他“嗷”地一声叫了出来。“我错了!我不退了!我爱学习!学习使我快乐!
”我满意地收回脚,拍了拍手上的灰,“早这么说不就完了,非得逼我动手。
”我以为这件事就这么过去了。毕竟,江澈的脑子虽然不太好使,但记打。谁知道,
第二天一早,我就被一阵夺命连环call吵醒。是江澈的妈妈,我的干妈,王阿姨。
电话一接通,就是她气急败坏的声音:“稣稣啊!你快来!江澈那个小兔崽子反了天了!
”我心里一个咯噔,不祥的预感涌上心头。等我睡眼惺忪地赶到江家,
一进门就看到王阿姨拿着鸡毛掸子追着江澈满屋子跑,江叔叔坐在一旁,捂着心脏,
脸色铁青。

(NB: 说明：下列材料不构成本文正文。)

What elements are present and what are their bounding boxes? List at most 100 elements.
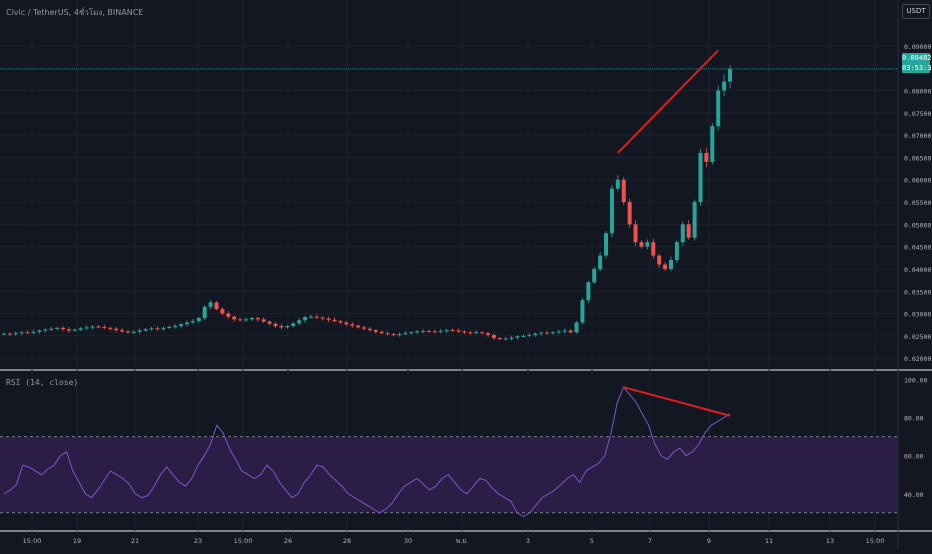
candle-body bbox=[580, 300, 585, 323]
candle-body bbox=[356, 325, 361, 328]
candle-body bbox=[521, 335, 526, 337]
candle-body bbox=[102, 326, 107, 328]
bar-countdown: 03:53:35 bbox=[902, 64, 932, 72]
candle-body bbox=[373, 330, 378, 332]
candle-body bbox=[379, 331, 384, 334]
candle-body bbox=[397, 334, 402, 336]
candle-body bbox=[385, 333, 390, 335]
rsi-trendline bbox=[623, 386, 731, 417]
rsi-indicator-label: RSI (14, close) bbox=[6, 378, 79, 387]
candle-body bbox=[249, 318, 254, 320]
candle-body bbox=[326, 318, 331, 320]
time-tick-label: 15:00 bbox=[234, 537, 253, 545]
price-tick-label: 0.05000 bbox=[904, 221, 931, 229]
candle-body bbox=[303, 317, 308, 321]
time-tick-label: 26 bbox=[284, 537, 292, 545]
price-tick-label: 0.03500 bbox=[904, 288, 931, 296]
time-tick-label: 15:00 bbox=[866, 537, 885, 545]
candle-body bbox=[432, 331, 437, 333]
candle-body bbox=[627, 202, 632, 225]
candle-body bbox=[149, 328, 154, 330]
rsi-tick-label: 100.00 bbox=[904, 377, 928, 385]
candle-body bbox=[604, 233, 609, 256]
candle-body bbox=[686, 224, 691, 238]
candle-body bbox=[131, 331, 136, 333]
candle-body bbox=[633, 224, 638, 243]
candle-body bbox=[645, 242, 650, 247]
candle-body bbox=[19, 332, 24, 334]
candle-body bbox=[161, 327, 166, 329]
candle-body bbox=[503, 338, 508, 340]
candle-body bbox=[716, 90, 721, 127]
candle-body bbox=[297, 320, 302, 324]
candle-body bbox=[167, 326, 172, 328]
currency-button[interactable]: USDT bbox=[902, 4, 930, 19]
candle-body bbox=[468, 332, 473, 334]
price-tick-label: 0.04000 bbox=[904, 266, 931, 274]
candle-body bbox=[226, 313, 231, 317]
candle-body bbox=[586, 282, 591, 301]
candle-body bbox=[550, 332, 555, 334]
candle-body bbox=[220, 309, 225, 314]
candle-body bbox=[486, 333, 490, 335]
candle-body bbox=[497, 338, 502, 340]
candle-body bbox=[238, 319, 243, 321]
price-tick-label: 0.05500 bbox=[904, 199, 931, 207]
price-tick-label: 0.04500 bbox=[904, 244, 931, 252]
candle-body bbox=[509, 337, 514, 339]
candle-body bbox=[728, 69, 732, 82]
time-tick-label: 30 bbox=[404, 537, 412, 545]
candle-body bbox=[320, 317, 325, 319]
rsi-tick-label: 80.00 bbox=[904, 415, 924, 423]
candle-body bbox=[114, 328, 119, 331]
candle-body bbox=[279, 326, 284, 328]
candle-body bbox=[438, 330, 443, 332]
candle-body bbox=[173, 326, 178, 328]
candle-body bbox=[190, 321, 195, 323]
candle-body bbox=[462, 331, 467, 333]
time-tick-label: พ.ย. bbox=[456, 537, 468, 545]
candle-body bbox=[308, 316, 313, 318]
candle-body bbox=[598, 255, 603, 269]
time-tick-label: 23 bbox=[194, 537, 202, 545]
rsi-line bbox=[3, 386, 731, 518]
candle-body bbox=[491, 334, 496, 339]
candle-body bbox=[196, 318, 201, 322]
candle-body bbox=[155, 328, 160, 330]
candle-body bbox=[539, 332, 544, 334]
candle-body bbox=[49, 328, 54, 330]
candle-body bbox=[556, 331, 561, 333]
price-trendline bbox=[617, 49, 719, 154]
candle-body bbox=[674, 242, 679, 261]
candle-body bbox=[527, 334, 532, 336]
candle-body bbox=[232, 316, 237, 320]
candle-body bbox=[214, 302, 219, 310]
price-tick-label: 0.08000 bbox=[904, 87, 931, 95]
candle-body bbox=[663, 264, 668, 269]
candle-body bbox=[78, 328, 83, 330]
candle-body bbox=[37, 330, 42, 332]
price-tick-label: 0.07000 bbox=[904, 132, 931, 140]
candle-body bbox=[651, 242, 656, 256]
candle-body bbox=[125, 331, 130, 333]
candle-body bbox=[444, 330, 449, 332]
time-tick-label: 7 bbox=[648, 537, 652, 545]
candle-body bbox=[55, 327, 60, 329]
time-tick-label: 19 bbox=[73, 537, 81, 545]
candle-body bbox=[244, 319, 248, 321]
candle-body bbox=[680, 224, 685, 243]
candle-body bbox=[562, 330, 567, 332]
price-tick-label: 0.02500 bbox=[904, 333, 931, 341]
time-tick-label: 28 bbox=[343, 537, 351, 545]
price-tick-label: 0.09000 bbox=[904, 43, 931, 51]
candle-body bbox=[426, 330, 431, 332]
candle-body bbox=[480, 332, 485, 334]
candle-body bbox=[184, 322, 189, 325]
candle-body bbox=[692, 202, 697, 238]
candle-body bbox=[621, 179, 626, 203]
candle-body bbox=[415, 331, 420, 333]
candle-body bbox=[615, 179, 620, 189]
price-tick-label: 0.03000 bbox=[904, 311, 931, 319]
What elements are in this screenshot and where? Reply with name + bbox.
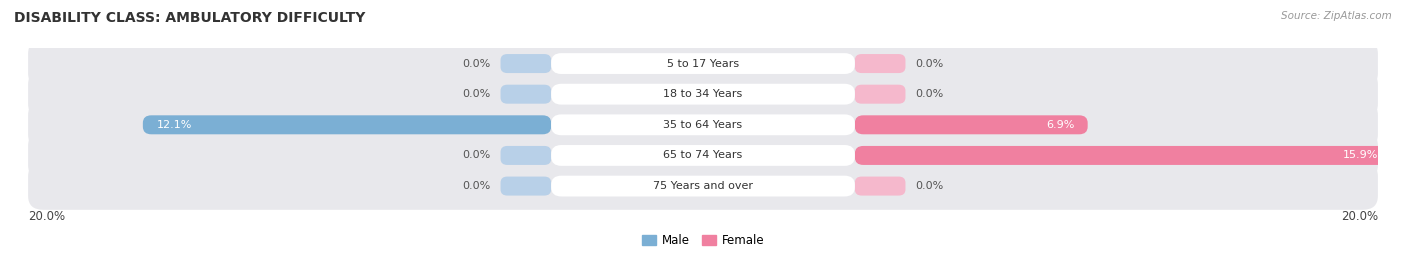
Text: 5 to 17 Years: 5 to 17 Years [666,58,740,69]
Text: 20.0%: 20.0% [1341,210,1378,223]
Text: 0.0%: 0.0% [915,181,943,191]
Text: 0.0%: 0.0% [463,181,491,191]
Text: 0.0%: 0.0% [915,58,943,69]
FancyBboxPatch shape [855,115,1088,134]
FancyBboxPatch shape [855,146,1392,165]
Text: 65 to 74 Years: 65 to 74 Years [664,150,742,161]
Text: 0.0%: 0.0% [915,89,943,99]
Text: 6.9%: 6.9% [1046,120,1074,130]
FancyBboxPatch shape [855,85,905,104]
FancyBboxPatch shape [143,115,551,134]
Text: 75 Years and over: 75 Years and over [652,181,754,191]
FancyBboxPatch shape [551,145,855,166]
FancyBboxPatch shape [855,54,905,73]
Text: 35 to 64 Years: 35 to 64 Years [664,120,742,130]
Text: 15.9%: 15.9% [1343,150,1378,161]
FancyBboxPatch shape [501,85,551,104]
FancyBboxPatch shape [28,40,1378,87]
FancyBboxPatch shape [551,176,855,196]
Text: 12.1%: 12.1% [156,120,191,130]
Text: 0.0%: 0.0% [463,58,491,69]
FancyBboxPatch shape [551,53,855,74]
Legend: Male, Female: Male, Female [637,229,769,252]
Text: 18 to 34 Years: 18 to 34 Years [664,89,742,99]
FancyBboxPatch shape [551,84,855,105]
FancyBboxPatch shape [501,146,551,165]
Text: Source: ZipAtlas.com: Source: ZipAtlas.com [1281,11,1392,21]
Text: DISABILITY CLASS: AMBULATORY DIFFICULTY: DISABILITY CLASS: AMBULATORY DIFFICULTY [14,11,366,25]
Text: 0.0%: 0.0% [463,89,491,99]
FancyBboxPatch shape [501,177,551,196]
FancyBboxPatch shape [501,54,551,73]
FancyBboxPatch shape [28,162,1378,210]
Text: 20.0%: 20.0% [28,210,65,223]
FancyBboxPatch shape [28,132,1378,179]
FancyBboxPatch shape [855,177,905,196]
FancyBboxPatch shape [28,70,1378,118]
FancyBboxPatch shape [551,114,855,135]
FancyBboxPatch shape [28,101,1378,148]
Text: 0.0%: 0.0% [463,150,491,161]
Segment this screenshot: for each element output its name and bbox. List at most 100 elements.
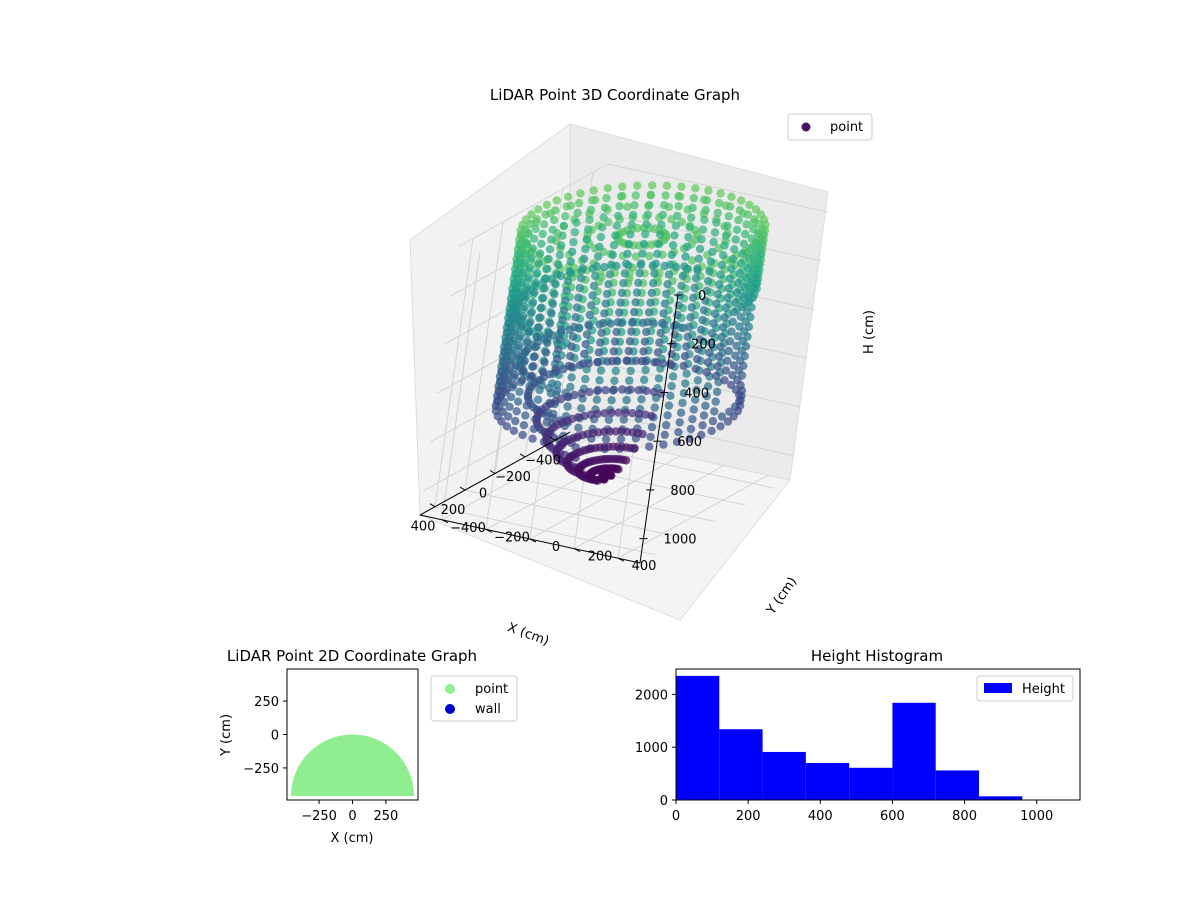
point-3d: [700, 215, 709, 224]
point-3d: [612, 221, 621, 230]
point-3d: [632, 288, 642, 297]
point-3d: [668, 241, 678, 250]
point-3d: [744, 322, 754, 331]
point-3d: [544, 254, 553, 264]
point-3d: [616, 434, 626, 444]
point-3d: [623, 202, 632, 211]
point-3d: [600, 309, 609, 318]
point-3d: [682, 264, 692, 273]
histogram-bar: [762, 751, 806, 800]
point-3d: [664, 401, 674, 410]
point-3d: [585, 387, 594, 397]
point-3d: [672, 437, 682, 447]
point-3d: [628, 409, 637, 418]
point-3d: [605, 270, 615, 279]
point-3d: [686, 424, 696, 434]
3d-x-label: X (cm): [505, 620, 551, 649]
point-3d: [703, 382, 713, 391]
point-3d: [658, 210, 667, 220]
point-3d: [644, 308, 654, 317]
point-3d: [707, 426, 716, 436]
3d-legend-label: point: [830, 120, 863, 135]
point-3d: [593, 357, 602, 367]
point-3d: [561, 296, 570, 305]
point-3d: [530, 352, 539, 361]
point-3d: [588, 291, 597, 300]
point-3d: [607, 396, 616, 405]
point-3d: [607, 408, 616, 417]
point-3d: [623, 249, 632, 259]
point-3d: [736, 259, 746, 268]
point-3d: [530, 234, 539, 243]
point-3d: [738, 249, 747, 258]
point-3d: [639, 239, 649, 249]
point-3d: [716, 342, 725, 351]
point-3d: [518, 312, 528, 321]
point-3d: [599, 213, 608, 222]
point-3d: [759, 215, 769, 224]
2d-legend-wall-label: wall: [475, 702, 501, 717]
point-3d: [626, 385, 635, 394]
point-3d: [708, 329, 717, 338]
point-3d: [660, 430, 669, 439]
point-3d: [517, 322, 526, 331]
point-3d: [701, 401, 710, 410]
point-3d: [552, 354, 562, 364]
point-3d: [624, 240, 634, 249]
point-3d: [549, 414, 558, 423]
point-3d: [705, 267, 714, 276]
point-3d: [604, 280, 613, 289]
point-3d: [579, 254, 589, 263]
point-3d: [611, 366, 620, 376]
point-3d: [691, 184, 700, 193]
histogram-legend: Height: [976, 675, 1074, 702]
y-tick-mark: [617, 557, 625, 562]
point-3d: [606, 319, 615, 328]
point-3d: [687, 303, 696, 312]
point-3d: [514, 297, 524, 307]
point-3d: [570, 228, 580, 237]
point-3d: [713, 290, 722, 299]
point-3d: [548, 299, 558, 309]
point-3d: [535, 249, 545, 258]
point-3d: [558, 231, 567, 240]
2d-y-tick-label: −250: [243, 762, 279, 777]
point-3d: [730, 307, 739, 317]
point-3d: [708, 247, 717, 257]
point-3d: [581, 244, 590, 254]
lidar-2d-title: LiDAR Point 2D Coordinate Graph: [227, 647, 477, 665]
point-3d: [575, 283, 585, 293]
point-3d: [682, 242, 692, 251]
point-3d: [675, 192, 685, 201]
point-3d: [503, 375, 513, 385]
point-3d: [627, 327, 636, 336]
point-3d: [731, 235, 740, 244]
point-3d: [649, 387, 659, 397]
point-3d: [679, 361, 688, 371]
point-3d: [595, 242, 604, 251]
point-3d: [634, 278, 643, 287]
point-3d: [532, 215, 542, 224]
point-3d: [577, 404, 586, 413]
histogram-bar: [849, 767, 893, 800]
2d-legend-point-marker: [445, 684, 455, 694]
point-3d: [750, 283, 759, 292]
point-3d: [757, 234, 766, 244]
point-3d: [692, 354, 702, 364]
point-3d: [647, 422, 657, 432]
z-tick-label: 600: [677, 435, 702, 450]
point-3d: [512, 361, 521, 370]
point-3d: [531, 342, 541, 351]
point-3d: [616, 192, 626, 201]
point-3d: [694, 254, 703, 263]
point-3d: [682, 342, 691, 351]
point-3d: [652, 357, 661, 367]
point-3d: [581, 340, 590, 349]
point-3d: [673, 211, 682, 221]
point-3d: [743, 332, 752, 341]
point-3d: [625, 376, 634, 385]
point-3d: [504, 412, 513, 421]
point-3d: [545, 383, 554, 393]
point-3d: [720, 241, 729, 250]
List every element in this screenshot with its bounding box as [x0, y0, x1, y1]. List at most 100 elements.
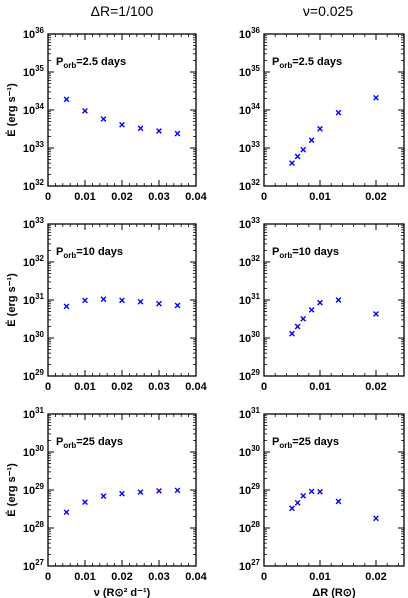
data-point-stroke — [294, 499, 301, 506]
x-tick-label: 0.04 — [185, 191, 207, 203]
data-point-stroke — [335, 109, 342, 116]
data-point — [100, 296, 107, 303]
y-axis-label: Ė (erg s⁻¹) — [5, 463, 18, 517]
y-tick-label: 1032 — [239, 178, 261, 193]
data-point-stroke — [82, 297, 88, 304]
data-point — [119, 297, 125, 304]
x-tick-label: 0 — [261, 571, 267, 583]
data-point-stroke — [100, 296, 107, 303]
data-point — [289, 160, 295, 167]
data-point-stroke — [300, 492, 307, 499]
data-point — [300, 315, 307, 322]
x-tick-label: 0.01 — [74, 381, 95, 393]
y-tick-label: 1029 — [23, 482, 45, 497]
y-tick-label: 1028 — [239, 520, 261, 535]
data-point — [335, 109, 342, 116]
x-tick-label: 0 — [261, 191, 267, 203]
data-point — [137, 298, 144, 305]
data-point — [174, 130, 181, 137]
data-point — [317, 488, 323, 495]
x-tick-label: 0.02 — [111, 571, 132, 583]
x-tick-label: 0 — [45, 381, 51, 393]
x-tick-label: 0.04 — [185, 571, 207, 583]
y-tick-label: 1032 — [239, 254, 261, 269]
data-point — [82, 499, 88, 506]
data-point-stroke — [119, 121, 125, 128]
panel-annotation: Porb=25 days — [272, 436, 339, 450]
y-tick-label: 1027 — [239, 558, 261, 573]
data-point-stroke — [317, 488, 323, 495]
data-point — [289, 505, 295, 512]
data-point-stroke — [63, 509, 70, 516]
data-point — [289, 330, 295, 337]
data-point-stroke — [82, 107, 88, 114]
y-tick-label: 1036 — [23, 26, 45, 41]
x-tick-label: 0.02 — [365, 191, 386, 203]
data-point — [63, 303, 70, 310]
y-tick-label: 1036 — [239, 26, 261, 41]
data-point-stroke — [174, 487, 181, 494]
data-point — [294, 499, 301, 506]
y-tick-label: 1031 — [239, 406, 261, 421]
data-point-stroke — [119, 490, 125, 497]
panel-annotation: Porb=2.5 days — [56, 56, 126, 70]
data-point — [300, 492, 307, 499]
data-point-stroke — [174, 130, 181, 137]
y-tick-label: 1030 — [23, 330, 45, 345]
y-tick-label: 1031 — [23, 406, 45, 421]
data-point — [156, 300, 162, 307]
y-tick-label: 1030 — [239, 444, 261, 459]
data-point — [63, 96, 70, 103]
y-tick-label: 1031 — [23, 292, 45, 307]
panel-dr-25: 1027 1028 1029 1030 1031 0 0.01 0.02 Porb=25 day… — [239, 406, 405, 598]
panel-annotation: Porb=10 days — [272, 246, 339, 260]
y-tick-label: 1033 — [23, 140, 45, 155]
panel-nu-2.5: 1032 1033 1034 1035 1036 0 0.01 0.02 0.03 0.04 Por… — [5, 26, 208, 203]
data-point-stroke — [317, 299, 323, 306]
y-tick-label: 1033 — [23, 216, 45, 231]
y-axis-label: Ė (erg s⁻¹) — [5, 83, 18, 137]
y-axis-label: Ė (erg s⁻¹) — [5, 273, 18, 327]
data-point-stroke — [373, 94, 379, 101]
x-tick-label: 0 — [45, 191, 51, 203]
panel-dr-10: 1029 1030 1031 1032 1033 0 0.01 0.02 Porb=10 day… — [239, 216, 405, 393]
x-tick-label: 0.01 — [74, 571, 95, 583]
data-point — [335, 297, 342, 303]
data-point-stroke — [137, 125, 144, 132]
data-point — [100, 493, 107, 500]
data-point-stroke — [308, 306, 315, 313]
x-tick-label: 0.04 — [185, 381, 207, 393]
data-point-stroke — [289, 505, 295, 512]
data-point — [294, 323, 301, 330]
y-tick-label: 1027 — [23, 558, 45, 573]
y-tick-label: 1033 — [239, 216, 261, 231]
data-point — [63, 509, 70, 516]
y-tick-label: 1029 — [239, 368, 261, 383]
data-point — [119, 490, 125, 497]
data-point — [373, 311, 379, 317]
y-tick-label: 1031 — [239, 292, 261, 307]
y-tick-label: 1029 — [239, 482, 261, 497]
data-point-stroke — [308, 488, 315, 495]
x-axis-label: ν (R⊙² d⁻¹) — [94, 587, 151, 598]
y-tick-label: 1030 — [23, 444, 45, 459]
data-point-stroke — [335, 498, 342, 505]
data-point-stroke — [300, 315, 307, 322]
data-point — [308, 137, 315, 144]
data-point-stroke — [100, 493, 107, 500]
x-tick-label: 0.03 — [148, 571, 169, 583]
data-point-stroke — [308, 137, 315, 144]
data-point — [308, 488, 315, 495]
data-point-stroke — [294, 153, 301, 160]
data-point-stroke — [156, 128, 162, 134]
y-tick-label: 1032 — [23, 178, 45, 193]
data-point — [308, 306, 315, 313]
data-point — [156, 487, 162, 494]
x-tick-label: 0.02 — [111, 381, 132, 393]
y-tick-label: 1034 — [23, 102, 45, 117]
data-point-stroke — [289, 160, 295, 167]
data-point — [373, 94, 379, 101]
data-point — [294, 153, 301, 160]
data-point — [137, 489, 144, 496]
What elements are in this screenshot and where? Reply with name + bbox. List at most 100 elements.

江澈顶着两个黑眼圈,脖子上还挂着我昨天给他勒出的红印子,
一边躲一边喊:“爸!妈!你们不懂!这是艺术!是追求!你们的思想太陈腐了!
”王阿姨气得声音都劈了叉:“我陈腐?我辛辛苦苦供你上大学,你跟我说你要去当戏子?
我打死你这个不孝子!”江澈看到我,像是看到了救星,连滚带爬地躲到我身后。
“稣稣救我!他们要谋杀亲儿子!”王阿姨停下脚步,把鸡毛掸子往地上一扔,
一**坐在沙发上,开始抹眼泪。“我这是造了什么孽啊……辛辛苦苦养大的儿子,
书不好好读,要去混什么娱乐圈……那地方是好人待的吗?稣稣,你给阿姨评评理!
”江叔叔也叹了口气,指着江澈,手都在抖,“我们已经给他办了休学手续了。他要去,
就让他去!我江家的脸,都被他丢尽了!”什么?休学手续都办了?
我震惊地看向躲在我身后的江澈。他从我身后探出个脑袋,一脸倔强,“哼,
你们迟早会为今天的短视而后悔!等我成了大明星,你们求我我都不回来!
”江叔叔气得直接站了起来,“滚!你现在就给我滚!我没你这个儿子!从今天起,
你的学费、生活费,我一分钱都不会再给你!”说完,他直接从钱包里掏出所有的银行卡,
“啪”地一声摔在桌上,然后转身进了书房,门摔得震天响。客厅里一片死寂。
江澈梗着脖子,眼睛红了一圈,但还是嘴硬:“不给就不给!**自己也能活!
”他抓起沙发上的背包,转身就要走。王阿姨“哇”的一声哭了出来,扑过来抱住我的胳膊,
“稣稣啊,阿姨求求你了,你帮阿姨看着他点吧!他从小就听你的话,你别让他走了歪路啊!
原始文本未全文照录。